Reproduction and breeding
Another indisputable advantage when keeping cornflower blue haplochromis is the ease of breeding this species at home. The fish have a highly developed parental instinct, which, however, is not at all uncommon for Malawian cichlids.
To distinguish a male from a female is quite simple: only males have a bright blue color, and they are larger in size. Females have modestly colored: their scales are silver, sometimes with a bluish tint. Fish can spawn at intervals of two months.
In nature, males build conical mounds of sand with a hole at the top as a nest, and in aquariums, they usually dig small holes under the stones.
After completion of “construction”, males begin to chase females. This courtship is quite tough, sometimes the chosen ones have to hide from the active male. The female ready for spawning swims up to the prepared nest and lays 15-70 eggs in several stages. The male picks them up with his anal fin and fertilizes, after which the eggs are collected by the female in the mouth, where further development takes place.
At this time, the female does not eat anything.

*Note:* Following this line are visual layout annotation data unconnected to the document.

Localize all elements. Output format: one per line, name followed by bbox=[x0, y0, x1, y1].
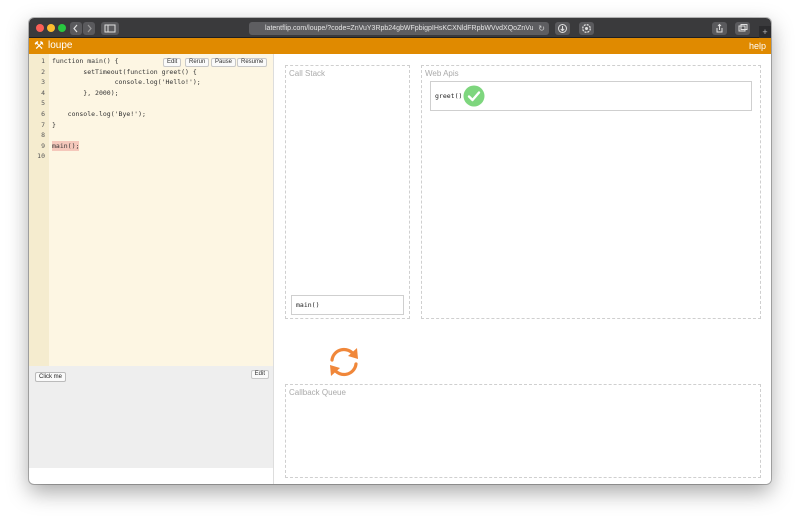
call-stack-title: Call Stack bbox=[289, 69, 326, 78]
code-editor[interactable]: Edit Rerun Pause Resume 1 function main()… bbox=[29, 54, 273, 366]
call-stack-box: Call Stack main() bbox=[285, 65, 410, 319]
share-button[interactable] bbox=[712, 22, 727, 35]
callback-queue-title: Callback Queue bbox=[289, 388, 346, 397]
line-number: 5 bbox=[41, 99, 45, 108]
resume-button[interactable]: Resume bbox=[237, 58, 268, 67]
line-number: 3 bbox=[41, 78, 45, 87]
sidebar-button[interactable] bbox=[101, 22, 119, 35]
browser-window: latentflip.com/loupe/?code=ZnVuY3Rpb24gb… bbox=[29, 18, 771, 484]
close-window-button[interactable] bbox=[36, 24, 44, 32]
code-line: } bbox=[52, 120, 56, 129]
line-number: 7 bbox=[41, 120, 45, 129]
check-circle-icon bbox=[463, 85, 485, 107]
download-icon bbox=[558, 24, 567, 33]
event-loop-refresh-icon bbox=[330, 347, 358, 377]
html-preview-pane: Click me Edit bbox=[29, 366, 273, 468]
tabs-icon bbox=[738, 24, 748, 32]
browser-titlebar: latentflip.com/loupe/?code=ZnVuY3Rpb24gb… bbox=[29, 18, 771, 38]
app-title[interactable]: loupe bbox=[48, 40, 72, 52]
line-number: 2 bbox=[41, 67, 45, 76]
code-line: setTimeout(function greet() { bbox=[52, 67, 197, 76]
line-number: 6 bbox=[41, 110, 45, 118]
line-number: 1 bbox=[41, 57, 45, 65]
chevron-right-icon bbox=[87, 24, 92, 33]
line-number: 8 bbox=[41, 131, 45, 140]
app-header: ⚒ loupe help bbox=[29, 38, 771, 54]
visualization-pane: Call Stack main() Web Apis greet() Callb… bbox=[273, 54, 771, 484]
left-pane: Edit Rerun Pause Resume 1 function main()… bbox=[29, 54, 273, 484]
minimize-window-button[interactable] bbox=[47, 24, 55, 32]
code-line: }, 2000); bbox=[52, 88, 119, 97]
code-line: console.log('Bye!'); bbox=[52, 110, 146, 118]
pause-button[interactable]: Pause bbox=[211, 58, 237, 67]
url-text: latentflip.com/loupe/?code=ZnVuY3Rpb24gb… bbox=[265, 25, 533, 32]
click-me-button[interactable]: Click me bbox=[35, 372, 67, 382]
line-number: 10 bbox=[37, 152, 45, 161]
address-bar[interactable]: latentflip.com/loupe/?code=ZnVuY3Rpb24gb… bbox=[249, 22, 549, 35]
stack-frame: main() bbox=[291, 295, 404, 315]
web-api-label: greet() bbox=[435, 92, 463, 100]
web-api-item: greet() bbox=[430, 81, 752, 111]
new-tab-button[interactable]: + bbox=[759, 26, 771, 38]
back-button[interactable] bbox=[70, 22, 82, 35]
help-link[interactable]: help bbox=[749, 40, 766, 52]
line-number: 9 bbox=[41, 141, 45, 150]
share-icon bbox=[716, 23, 723, 33]
forward-button[interactable] bbox=[83, 22, 95, 35]
downloads-button[interactable] bbox=[555, 22, 570, 35]
tabs-button[interactable] bbox=[735, 22, 750, 35]
zoom-window-button[interactable] bbox=[58, 24, 66, 32]
reload-icon[interactable]: ↻ bbox=[538, 22, 545, 35]
code-line: main(); bbox=[52, 140, 80, 152]
sidebar-icon bbox=[104, 24, 116, 33]
line-number: 4 bbox=[41, 88, 45, 97]
code-line: function main() { bbox=[52, 57, 119, 65]
chevron-left-icon bbox=[73, 24, 78, 33]
tools-icon: ⚒ bbox=[34, 40, 44, 52]
callback-queue-box: Callback Queue bbox=[285, 384, 761, 478]
gear-icon bbox=[582, 24, 591, 33]
web-apis-title: Web Apis bbox=[425, 69, 459, 78]
html-edit-button[interactable]: Edit bbox=[250, 370, 269, 379]
code-line: console.log('Hello!'); bbox=[52, 78, 201, 87]
web-apis-box: Web Apis greet() bbox=[421, 65, 761, 319]
extension-button[interactable] bbox=[579, 22, 594, 35]
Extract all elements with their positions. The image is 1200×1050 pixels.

You can distinguish it by its stretched mouth. During this period, you should not expose the fish to stress, otherwise, it may swallow or lose its eggs.
Incubation takes about 3 weeks, after which fully formed fry of fairly large size are born. If spawning took place in a separate container, the female should be returned to the general aquarium. As the haplochromis fry grows, they should be sorted to prevent cannibalism. At the age of about six months, it is already possible to determine the sex of the fry, and the fish reach sexual maturity when they reach 12 months.